- Born: June 25, 1939 Sudbury, Ontario, Canada
- Died: April 2, 2020 (aged 80)
- Occupations: Curler, teacher, principal
- Known for: First curler to use a stick at the Brier
- Spouse(s): Claire Villeneuve (deceased), Lillian Thibaudeau
- Children: 7 (including Roger and Dan Sauvé)
- Awards: CCA Award of Achievement (1993)

= Paul Sauvé (curler) =

Canadian curler (1939–2020)

Paul J. Sauvé (June 25, 1939 – April 2, 2020) was a Canadian curler from Sudbury, Ontario.

Sauvé started curling in 1953. Earlier in his career he curled with his brother Yvon, who died of a heart attack at the age of 36.

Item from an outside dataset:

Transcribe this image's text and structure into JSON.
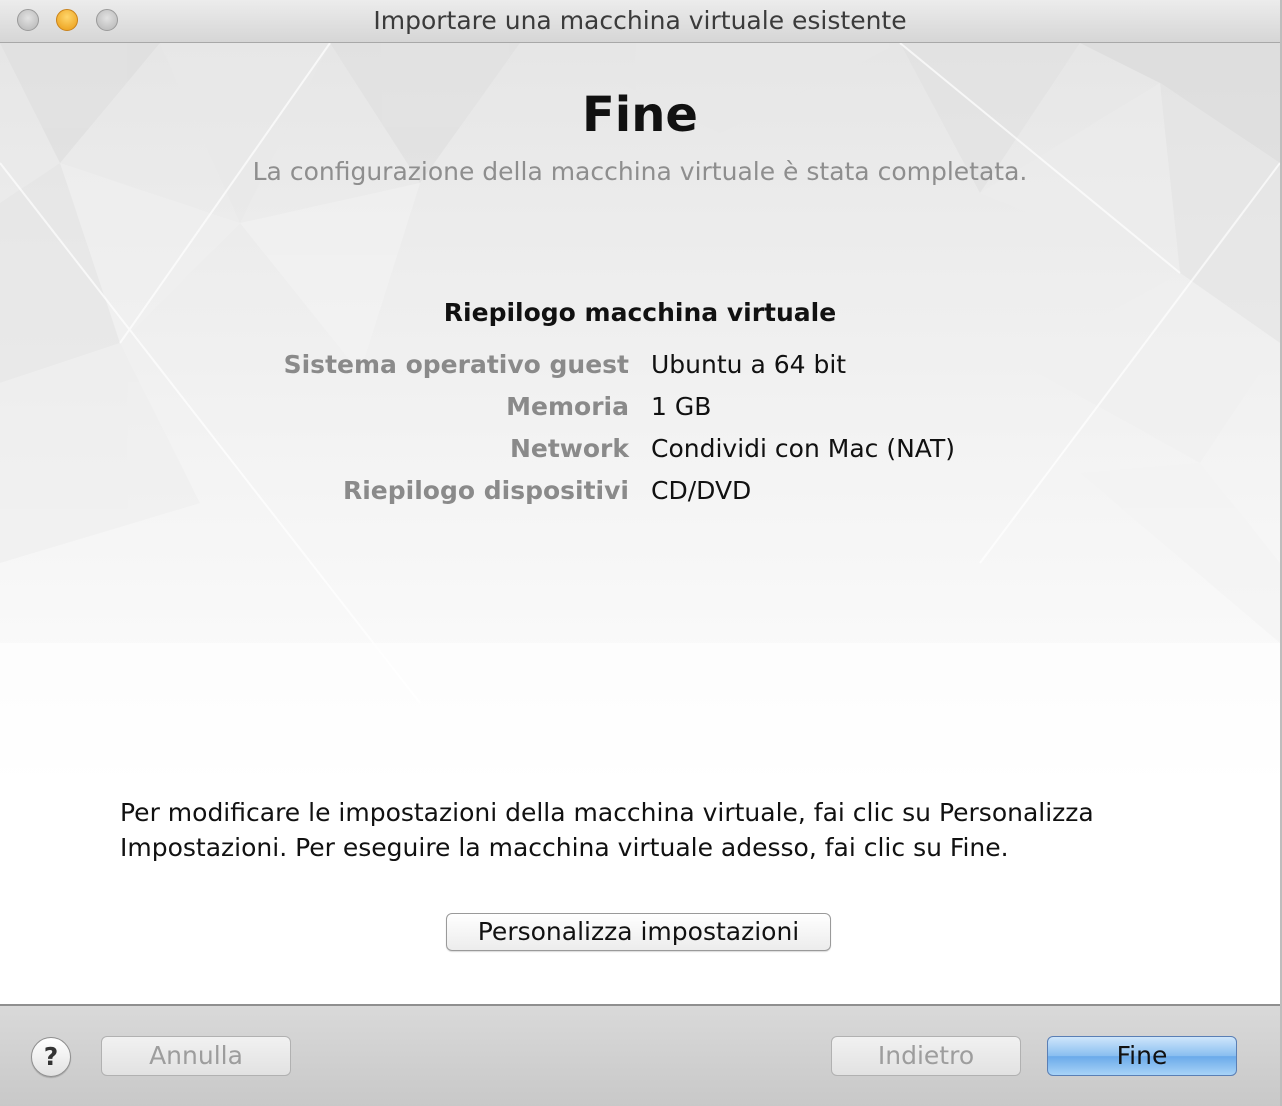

Sauvé was the coach and fifth man for Team Northern Ontario at the 2000 Labatt Brier, Canada's national men's curling championship. The team, which was skipped by Tim Phillips and included Sauvé's sons Roger and Dan finished with a 2–9 record. Sauvé threw just two stones at the event, in a game against Manitoba. He threw both rocks with a "stick", a device that allows curlers to push the rock from a standing position, rather than sliding. The device had just been legalized by the Canadian Curling Association (CCA) for use in play at the Brier, making Sauvé the first curler to use it at the Brier.

==Personal life==
Sauvé was married to Claire Villeneuve (before she died) and Lillian Thibaudeau, and had seven children. He attended teachers college in North Bay and worked as a school bus driver, teacher and principal at Long Lake Public School. He also served as president of the Sudbury Manitoulin Children's Aid Society and the Northern Ontario Curling Association. In 1993, he was presented with the CCA's Award of Achievement, and also served on the board of the CCA.